Она все более отставала от толпы, а когда толпа сравнялась с ее домом, большак заметив мать, сердито подбежал к ней, взял за руку и потащил домой, сурово выговаривая:

- Ты што таскаешься?.. Себя и нас стыдишь. Да пусть с него шкуру снимут, раз он того стоит...

Но старуха рассердилась, вырвалась от сына и, спотыкаясь, быстро зашагала к тополевой роще.

Она пришла туда, когда Степана уже привязали к дереву, и мужики и парни стали стягивать с него холщовые чембары.

Бабы и девки, как от дождя пустились на утек от дерева... Толпа у рощи поредела, а мать Степашки, хрипя и падая, бежала к мужикам и через силу хрипло выкрикивала:

- Меня... Меня сперва режьте... Меня...

Она была уже у тополя и, вцепившись в ржущего, немолодого мужика, изорвала на нем рубаху, пытаясь ухватить его за волосы.
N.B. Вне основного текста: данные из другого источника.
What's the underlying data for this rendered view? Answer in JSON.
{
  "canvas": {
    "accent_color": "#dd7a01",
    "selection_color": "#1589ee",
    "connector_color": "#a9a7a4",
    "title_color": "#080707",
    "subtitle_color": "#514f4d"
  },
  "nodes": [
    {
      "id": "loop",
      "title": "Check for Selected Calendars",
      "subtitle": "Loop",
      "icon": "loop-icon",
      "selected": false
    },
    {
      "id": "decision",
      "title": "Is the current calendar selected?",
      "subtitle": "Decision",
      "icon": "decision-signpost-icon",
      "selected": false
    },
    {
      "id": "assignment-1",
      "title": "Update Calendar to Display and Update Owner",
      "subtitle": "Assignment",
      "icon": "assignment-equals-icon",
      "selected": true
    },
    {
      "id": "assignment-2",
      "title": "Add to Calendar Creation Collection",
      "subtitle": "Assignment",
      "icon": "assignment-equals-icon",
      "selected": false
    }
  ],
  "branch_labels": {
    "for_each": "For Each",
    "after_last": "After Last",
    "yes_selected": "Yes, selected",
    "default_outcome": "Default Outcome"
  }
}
Мужик опешил, отступил... Другие засмеялись, и кто-то урезонивающе проговорил:

- Брось, ребята!.. С дураком связались, ведь.
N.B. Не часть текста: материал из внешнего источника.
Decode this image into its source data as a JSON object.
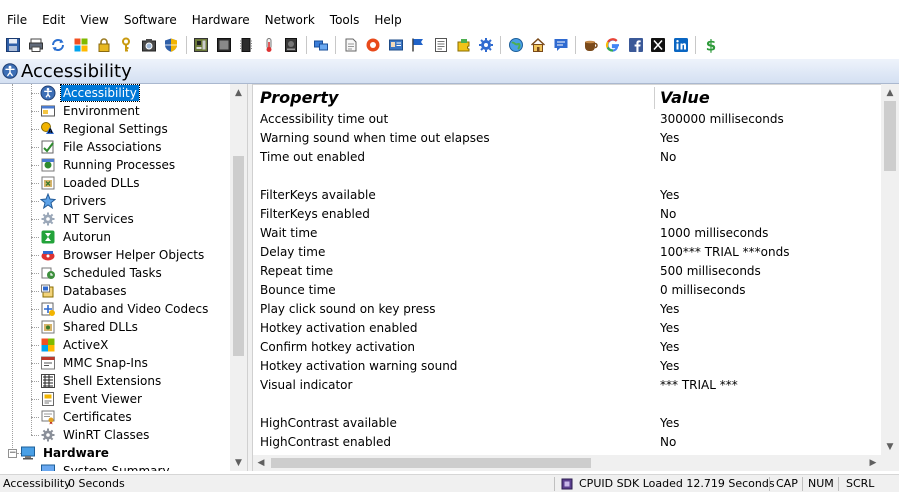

Один по одному все стали отступать, и, будто устыдившись, медленно посыпали к домам... У дерева остались привязанный Степан да мать его, беспомощно кусающая тугие узлы веревки... Да поодаль на плетнях огородов, как галчата, лепились любознательные ребятишки...
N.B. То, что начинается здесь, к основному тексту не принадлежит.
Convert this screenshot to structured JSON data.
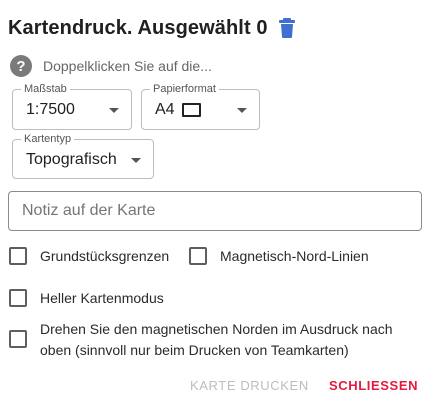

С трудом и хрипотой в груди развязала Матвеевна последний узел... Степашка встал на землю, поддернул грубые чембары, и не завязывая гасника, быстро побежал от тополевой рощи прочь, прыгая через плетни, канавы и кустарники, туда, на озаренные восходом полосы, к бугру...

IX

ежал он без дороги и то и дело западал в траву, когда видел кого-либо идущего или едущего навстречу.

От росы и пота он был весь мокрый. В обутках хлюпала вода, а голенища спали книзу и черпали росу, цепляясь за траву и тормозя бег Степана. Он сел в кусты, снял обутки, вылил из них воду и, взяв их в руки, пустился босиком.

Теперь ему казалось, что пашни от деревни совсем близко. Так близко, что хохочущая и гикающая толпа видит его своими жадными, мигающими глазами.

Он не побежал к бугру, где треугольником темнел вход в его шалаш, а свернул с дорожки

* * *

У Степана захватило дыхание, и снова кто-то близко и невидимо бежал и топал ногами по земле...

- А потом ее камнями, здесь... заложить в яме и уйти...

Но вдруг Степану делается страшно, будто он уже взял пахучую и плотную Агафью и, яростно лаская, задушил ее и заложил камнями на бугре... Но она встает из-под камней, кричит, бежит в деревню и собирает новую огромную толпу...

Степан, с торчащими большими волосами идет к шатру, торопливо надевает свой зипун, обутки, шапку... Берет костыль и много раз починенный мешок-котомку... Оглядывается, спешит и поджигает свой шалаш... Большой, косматый сноп огня охватывает балаган, раздвигает темноту и освещает на бугре темный куст черемухи... Степан глядит туда и видит на бугре вместо куста страшную, растрепанную голову высунувшейся из-под земли Агафьи...

И быстро, быстро, прямо через полосы уходит прочь, на север, где днем в хорошую погоду виднеется с бугра лиловая полоска гор с дремучей, дикою тайгою.

Степан торопится, чтобы на родных полях не захватил его рассвет, и не оглянется назад к бугру, где, догорая, погасал его соломенный шалаш.